Mac Mini doesn't need a real GPU in my opinion -- what they need is a mid-level desktop that accepts a real GPU. $1000 - $1500 with decent specs. But, we know they won't move into that space.
In fact, you can get the new entry-level Mac mini plus the Sonnet Breakaway Puck RX 560 [0] for US$1100, now that the eGPU has dropped in price to $300. Whether any given person would be satisfied with that configuration is, of course, open to debate.
While this is probably too niche to make economic sense as a product, this seems like a perfect use case for a vertically-mounted PCIe slot, creating a tall GPU pedestal for the Mini in a similar vein to the G4 Cube.
It's the only non-Pro designated Mac that has four Thunderbolt 3 ports. I don't think you'd find this level of I/O in any other machine in this price range.
That incredibly powerful I/O makes for tons of expansion possibilities. Storage, GPU, etc.
Not all Thunderbolt 3 ports are the same. Good chance that two ports are sharing a single PCIe 3.0 4x controller. Since PCIe 3.0 is good for ~7.8Gb/sec/lane, you're looking at two 40Gb/sec Thunderbolt ports sharing about 31Gb/sec of bandwidth on the PCIe bus. Okay, probably not that big of a deal really.
The point being that a "Pro" system might have 4 individual Thunderbolt controllers, each getting their own 4x PCIe 3.0 lanes.
I think that's why the specs say "Up to 40GB/sec" on the page. It sadly doesn't say which controller it has... But I guess my whole point is really moot in practicality. Good luck saturating that much bandwidth.
Mac mini, iMac Pro, and Macbook Pro all have two Thunderbolt 3 controllers.
The Mac Pro starts with two controllers but can be configured up to six.
The I/O is actually pretty good and provides for a ton of headroom for expansion down the line (I'm thinking primarily storage and GPU for my use-case).
I can see a pretty high powered eGPU saturating the lanes.
I don't think that's the point: if you can ship 16" MacBook Pros with dedicated GPU you could do the same with MacMini; why don't you give me such option? ("you" stands for "Apple" here btw)
desktop grade cpus and gpus have very different thermal characteristics. it quite impossible to have silent + desktop cpu + desktop gpu + very small space.
A "Mini Pro" is what I've been wanting from Apple forever (in tech years). Just a small tower with room for a graphics card and two or three SSD/NVMe drives. I'd be fine with paying Apple's customary 100+% hardware premium for something like that.
I guess it depends on the width you need. Indeed you won't be able to run x16 or x8 but x4 is possible which is enough for full-speed nvme or dual 10GbE
iMac covers that for most people. eGPU’s also lets you extend the Mac Mini at the cost of more wires and boxes.

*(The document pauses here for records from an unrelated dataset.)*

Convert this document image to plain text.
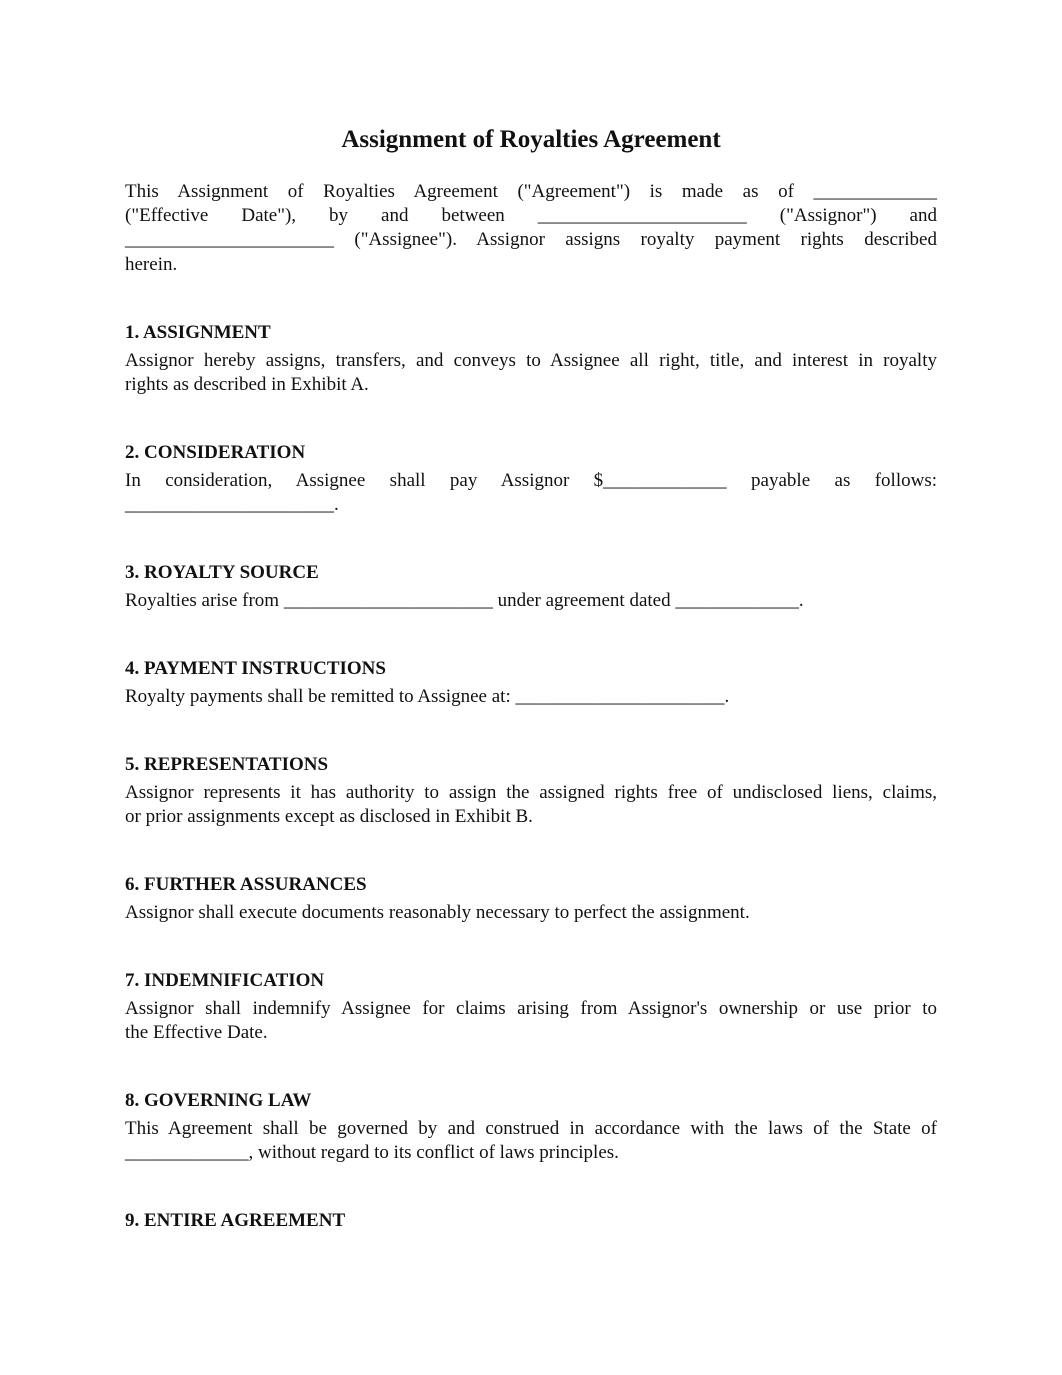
Assignment of Royalties Agreement
This Assignment of Royalties Agreement ("Agreement") is made as of _____________
("Effective Date"), by and between ______________________ ("Assignor") and
______________________ ("Assignee"). Assignor assigns royalty payment rights described
herein.
1. ASSIGNMENT
Assignor hereby assigns, transfers, and conveys to Assignee all right, title, and interest in royalty
rights as described in Exhibit A.
2. CONSIDERATION
In consideration, Assignee shall pay Assignor $_____________ payable as follows:
______________________.
3. ROYALTY SOURCE
Royalties arise from ______________________ under agreement dated _____________.
4. PAYMENT INSTRUCTIONS
Royalty payments shall be remitted to Assignee at: ______________________.
5. REPRESENTATIONS
Assignor represents it has authority to assign the assigned rights free of undisclosed liens, claims,
or prior assignments except as disclosed in Exhibit B.
6. FURTHER ASSURANCES
Assignor shall execute documents reasonably necessary to perfect the assignment.
7. INDEMNIFICATION
Assignor shall indemnify Assignee for claims arising from Assignor's ownership or use prior to
the Effective Date.
8. GOVERNING LAW
This Agreement shall be governed by and construed in accordance with the laws of the State of
_____________, without regard to its conflict of laws principles.
9. ENTIRE AGREEMENT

But, the Mac desktop gaming ecosystem is fairly anemic so I doubt most people get much from a better GPU. IMO, a Mac Mini + KVM + 500+$ gaming PC is probably the best all around option.
"Mac Mini doesn't need a real GPU in my opinion ..."
I tend to agree, but then I also see 4x thunderbolt 3 ports and 1x HDMI 2.0 ports and think how nice it would be to drive all four of my monitors from that one tiny system ...
However the specifications dictate that only 2x 4k monitors can be driven, simultaneously (at 60hz ?) ... ?
Which brings up the same old, tired question:
Just who is it that works as an engineer, at Apple, and has such boring, inexact, low-power-user use-cases that they, the actual creators of this kit, are happy with it ?
How do you do your jobs ? Why don't you need these things ?
Remember, there were years where multi-monitors were completely, totally broken - in OSX, for all models - which suggests that nobody inside Apple uses multiple monitors.
Thunderbolt 3 ports are multipurpose: disks, external GPU's,etc. Just because you have 3 of them does not mean you should plug in a monitor to each one. And if you really need 4 screens that eGPU will probably handle it.